Further, the above integrals are limited between \( -\pi -x\) to \(\pi -x\). This thus means we only need to consider the \(-(-\pi -x)\) term. In the portion to the left of limits placed, the \(\theta \) functions remain uniformly zero while to the right of the limit, we obtain functions which are a difference of the 2\(\theta \) functions at limit values, giving us a function one order lesser than required.

Thus on expanding, it looks very similar to the Taylor series, but not quite of the same form. However, on closer inspection, we get the same form between \( - \pi \) to \(\pi \).

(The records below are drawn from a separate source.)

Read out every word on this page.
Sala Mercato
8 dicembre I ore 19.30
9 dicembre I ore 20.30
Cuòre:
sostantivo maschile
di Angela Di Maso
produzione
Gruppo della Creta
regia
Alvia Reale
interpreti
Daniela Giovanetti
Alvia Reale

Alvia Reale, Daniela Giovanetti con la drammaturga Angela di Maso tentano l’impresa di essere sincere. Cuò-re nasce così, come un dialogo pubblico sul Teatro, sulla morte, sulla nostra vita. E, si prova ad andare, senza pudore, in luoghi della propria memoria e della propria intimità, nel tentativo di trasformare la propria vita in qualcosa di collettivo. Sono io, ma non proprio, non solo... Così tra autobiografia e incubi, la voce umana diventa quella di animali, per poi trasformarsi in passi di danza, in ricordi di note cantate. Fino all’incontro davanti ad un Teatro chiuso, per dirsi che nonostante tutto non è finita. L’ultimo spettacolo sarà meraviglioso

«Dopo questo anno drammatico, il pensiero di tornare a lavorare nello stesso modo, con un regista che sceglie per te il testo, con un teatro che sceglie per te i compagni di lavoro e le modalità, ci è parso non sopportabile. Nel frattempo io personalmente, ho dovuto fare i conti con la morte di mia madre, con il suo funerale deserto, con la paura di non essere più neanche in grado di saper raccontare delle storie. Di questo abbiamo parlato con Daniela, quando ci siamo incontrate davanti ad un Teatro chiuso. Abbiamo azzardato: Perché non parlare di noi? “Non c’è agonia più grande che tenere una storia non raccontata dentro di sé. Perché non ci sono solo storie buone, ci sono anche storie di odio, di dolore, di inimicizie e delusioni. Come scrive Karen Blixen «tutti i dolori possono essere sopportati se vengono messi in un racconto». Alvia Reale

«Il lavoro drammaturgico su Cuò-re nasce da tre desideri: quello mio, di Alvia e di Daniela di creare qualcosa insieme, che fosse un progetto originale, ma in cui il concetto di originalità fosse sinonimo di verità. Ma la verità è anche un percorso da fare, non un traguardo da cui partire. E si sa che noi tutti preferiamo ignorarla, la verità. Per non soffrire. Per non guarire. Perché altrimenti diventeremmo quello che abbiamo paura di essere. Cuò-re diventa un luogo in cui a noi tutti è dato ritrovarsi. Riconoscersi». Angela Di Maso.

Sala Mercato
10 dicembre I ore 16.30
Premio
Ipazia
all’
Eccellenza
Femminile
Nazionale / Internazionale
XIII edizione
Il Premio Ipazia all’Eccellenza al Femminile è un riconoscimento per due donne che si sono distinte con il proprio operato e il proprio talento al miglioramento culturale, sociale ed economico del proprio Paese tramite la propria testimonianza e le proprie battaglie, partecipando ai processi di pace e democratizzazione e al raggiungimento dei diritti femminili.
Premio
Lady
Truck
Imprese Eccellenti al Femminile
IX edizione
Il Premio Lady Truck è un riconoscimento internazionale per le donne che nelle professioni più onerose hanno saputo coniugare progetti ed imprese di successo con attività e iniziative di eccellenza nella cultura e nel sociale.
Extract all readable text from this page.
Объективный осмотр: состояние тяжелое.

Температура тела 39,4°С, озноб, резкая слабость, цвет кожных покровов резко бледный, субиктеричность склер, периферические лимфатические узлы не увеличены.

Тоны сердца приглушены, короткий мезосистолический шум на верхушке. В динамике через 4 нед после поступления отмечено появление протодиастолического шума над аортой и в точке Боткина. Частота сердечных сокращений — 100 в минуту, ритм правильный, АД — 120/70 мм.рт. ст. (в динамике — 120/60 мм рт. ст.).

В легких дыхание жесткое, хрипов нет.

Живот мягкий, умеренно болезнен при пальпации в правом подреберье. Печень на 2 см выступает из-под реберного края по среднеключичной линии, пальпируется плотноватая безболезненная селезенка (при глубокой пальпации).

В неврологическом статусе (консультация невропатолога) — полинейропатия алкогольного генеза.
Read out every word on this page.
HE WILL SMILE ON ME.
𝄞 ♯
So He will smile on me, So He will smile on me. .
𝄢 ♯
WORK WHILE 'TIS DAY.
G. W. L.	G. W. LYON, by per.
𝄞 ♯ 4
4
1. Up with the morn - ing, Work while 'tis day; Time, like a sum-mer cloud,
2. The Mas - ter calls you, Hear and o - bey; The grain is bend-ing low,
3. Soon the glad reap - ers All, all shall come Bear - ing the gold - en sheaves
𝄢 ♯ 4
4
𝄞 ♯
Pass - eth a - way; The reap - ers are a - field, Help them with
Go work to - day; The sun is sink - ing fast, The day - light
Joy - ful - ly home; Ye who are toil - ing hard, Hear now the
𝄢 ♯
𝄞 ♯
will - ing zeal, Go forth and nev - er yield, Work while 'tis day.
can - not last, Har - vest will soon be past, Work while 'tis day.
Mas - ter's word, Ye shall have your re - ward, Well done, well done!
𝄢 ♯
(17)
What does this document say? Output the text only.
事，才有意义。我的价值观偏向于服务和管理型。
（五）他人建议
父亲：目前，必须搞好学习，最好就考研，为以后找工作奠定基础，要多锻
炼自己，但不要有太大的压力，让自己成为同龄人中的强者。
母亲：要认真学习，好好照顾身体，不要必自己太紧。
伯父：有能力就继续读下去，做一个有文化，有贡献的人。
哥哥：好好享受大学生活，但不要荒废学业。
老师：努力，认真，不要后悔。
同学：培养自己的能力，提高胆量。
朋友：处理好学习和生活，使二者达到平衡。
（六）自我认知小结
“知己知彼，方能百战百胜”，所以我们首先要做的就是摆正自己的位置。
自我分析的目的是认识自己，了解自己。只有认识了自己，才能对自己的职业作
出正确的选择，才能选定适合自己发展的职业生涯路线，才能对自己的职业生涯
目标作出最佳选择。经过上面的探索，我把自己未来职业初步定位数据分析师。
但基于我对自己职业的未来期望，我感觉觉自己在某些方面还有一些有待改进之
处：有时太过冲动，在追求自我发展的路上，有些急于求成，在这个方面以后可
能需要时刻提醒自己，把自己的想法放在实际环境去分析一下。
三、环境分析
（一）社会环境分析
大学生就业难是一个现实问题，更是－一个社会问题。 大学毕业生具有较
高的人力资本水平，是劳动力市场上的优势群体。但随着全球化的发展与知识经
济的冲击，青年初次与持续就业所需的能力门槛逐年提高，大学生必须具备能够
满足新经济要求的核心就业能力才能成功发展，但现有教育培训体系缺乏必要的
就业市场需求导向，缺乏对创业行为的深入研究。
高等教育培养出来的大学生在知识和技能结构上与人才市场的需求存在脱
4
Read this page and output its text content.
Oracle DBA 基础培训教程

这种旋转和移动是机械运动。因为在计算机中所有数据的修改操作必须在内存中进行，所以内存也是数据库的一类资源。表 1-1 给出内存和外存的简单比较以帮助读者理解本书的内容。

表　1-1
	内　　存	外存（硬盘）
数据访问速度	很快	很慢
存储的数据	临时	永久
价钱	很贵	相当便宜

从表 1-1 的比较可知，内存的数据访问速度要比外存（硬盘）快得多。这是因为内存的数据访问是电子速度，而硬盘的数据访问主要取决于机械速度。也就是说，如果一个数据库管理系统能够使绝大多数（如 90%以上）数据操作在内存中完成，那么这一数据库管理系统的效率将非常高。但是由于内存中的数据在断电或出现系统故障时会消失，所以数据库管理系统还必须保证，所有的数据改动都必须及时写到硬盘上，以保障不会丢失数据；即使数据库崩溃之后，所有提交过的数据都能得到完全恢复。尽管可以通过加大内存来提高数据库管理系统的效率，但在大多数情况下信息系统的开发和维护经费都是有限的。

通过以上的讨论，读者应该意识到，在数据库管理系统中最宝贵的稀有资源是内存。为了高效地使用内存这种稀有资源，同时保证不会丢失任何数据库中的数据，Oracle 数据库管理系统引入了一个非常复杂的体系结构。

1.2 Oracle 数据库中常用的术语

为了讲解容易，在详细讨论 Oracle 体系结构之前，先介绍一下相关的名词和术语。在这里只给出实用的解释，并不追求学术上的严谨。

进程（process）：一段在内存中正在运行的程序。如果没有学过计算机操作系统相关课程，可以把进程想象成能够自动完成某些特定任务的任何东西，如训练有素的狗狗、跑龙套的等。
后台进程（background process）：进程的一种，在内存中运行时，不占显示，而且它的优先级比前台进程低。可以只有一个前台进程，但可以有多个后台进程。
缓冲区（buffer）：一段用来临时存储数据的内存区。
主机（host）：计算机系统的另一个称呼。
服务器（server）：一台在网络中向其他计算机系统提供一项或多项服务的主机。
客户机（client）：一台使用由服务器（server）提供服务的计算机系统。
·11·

Thus going on expanding the last term by parts over and over, we get:

$$\begin{aligned} f(x) &= f(x+s)-f^{'}(x+s)(-\pi -x) +\frac{f^{''}(x+s)(-\pi -x)^2}{2!} \nonumber \\&-\frac{f^{'''}(x+s)(-\pi -x)^3}{3!}+\frac{f^{''''}(x+s)(-\pi -x)^4}{4!}-\cdots \end{aligned}$$
(9)

Transforming:

$$\begin{aligned} s:=(-\pi -x)=-h \end{aligned}$$

We thus obtain:

$$\begin{aligned} f(x)=f(x-h)+\frac{hf^{'}(x-h)}{1!}+\frac{h^2f^{''}(x-h)}{2!}+\cdots \end{aligned}$$
(10)

Specifically:

$$f(\pi+h)= f(\pi)+\frac{hf'(\pi)}{1!}+\frac{h^2 f''(\pi)}{2!}+\cdots$$
(11)

This shows us that the value of the function and its derivatives at \(\pi \) is extremely important. This can then be further generalised to a Fourier series with any suitably well-defined period. Thus the Taylor series is shown to be exactly derivable from its Fourier series. However there are a few important caveats which are listed below.

It must be noted that the above formulation of equality holds only for the specific transformation relation. Generalizing, this shows that the global properties of Fourier series can be matched by the local properties of expanding a function using a certain expansion coefficient. This above formulation could be replaced for a general Fourier series with the period replacing the limits \(-\pi \) to \(\pi \).

Thus, a neat relation has been shown to exist between a function’s Fourier and Taylor series in a certain domain.